The mental health care system in Australia is overwhelmingly privatised and expensive, which guarantees inequality of access. Homeless people have a high incidence of mental health problems, but lack access to high-quality care, keeping people stuck in the trap of extreme poverty.


In some of Marx’s early writings, unpublished during his lifetime but first published by the Soviet Marx-Engels-Lenin Institute in 1932 as “Economic and Philosophic Manuscripts of 1844,” Marx developed his now-well-known concept of alienation.

Marx describes the alienation, or estrangement, of labour from the worker by the capitalist as having a number of effects upon the worker.

“(1) The relation of the worker to the product of labour as an alien object exercising power over him. This relation is at the same time the relation to the sensuous external world, to the objects of nature, as an alien world inimically opposed to him.

“(2) The relation of labour to the act of production within the labour process. This relation is the relation of the worker to his own activity as an alien activity not belonging to him; it is activity as suffering, strength as weakness, begetting as emasculating, the worker’s own physical and mental energy, his personal life – for what is life but activity? – as an activity which is turned against him, independent of him and not belonging to him. Here we have self-estrangement, as previously we had the estrangement of the thing.”


“Estranged labour turns thus:

“(3) Man’s species-being [‘Gattungswesen’ in the original, signifying the unique character of human beings as productive social beings with a creative, transformative relationship to their environment], both nature and his spiritual species-property, into a being alien to him, into a means of his individual existence. It estranges from man his own body, as well as external nature and his spiritual aspect, his human aspect.

“(4) An immediate consequence of the fact that man is estranged from the product of his labour, from his life activity, from his species-being, is the estrangement of man from man. When man confronts himself, he confronts the other man. What applies to a man’s relation to his work, to the product of his labour and to himself, also holds of a man’s relation to the other man, and to the other man’s labour and object of labour.”
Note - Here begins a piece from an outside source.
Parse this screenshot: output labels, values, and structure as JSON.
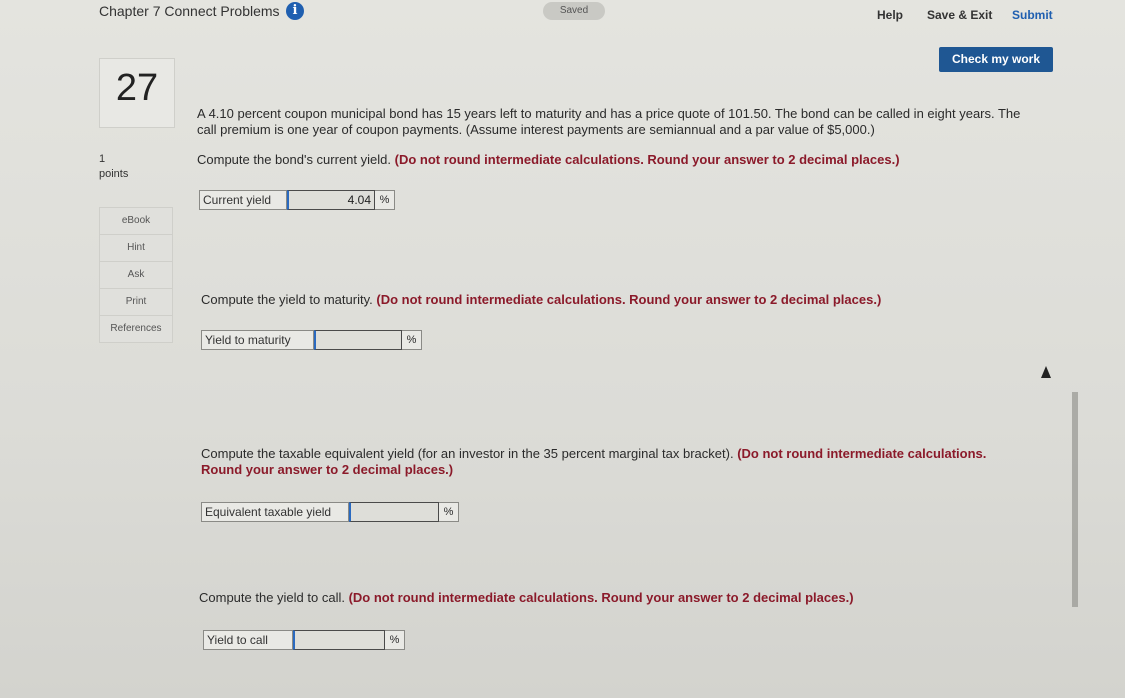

This theory of Marx’s was superseded in his mature writings by his breakthrough analysis of surplus-value production and exploitation, but it remains a valuable model to consider the impacts that capitalist society has upon workers, independent of their personal neurology or any other individual-centred aspects.

We are all fettered by the painful contradictions of today’s declining capitalist society. Our brains didn’t evolve for such a life, so it is no wonder that mental illness is becoming a pandemic. To cultivate healthy minds, we need to build a healthy society.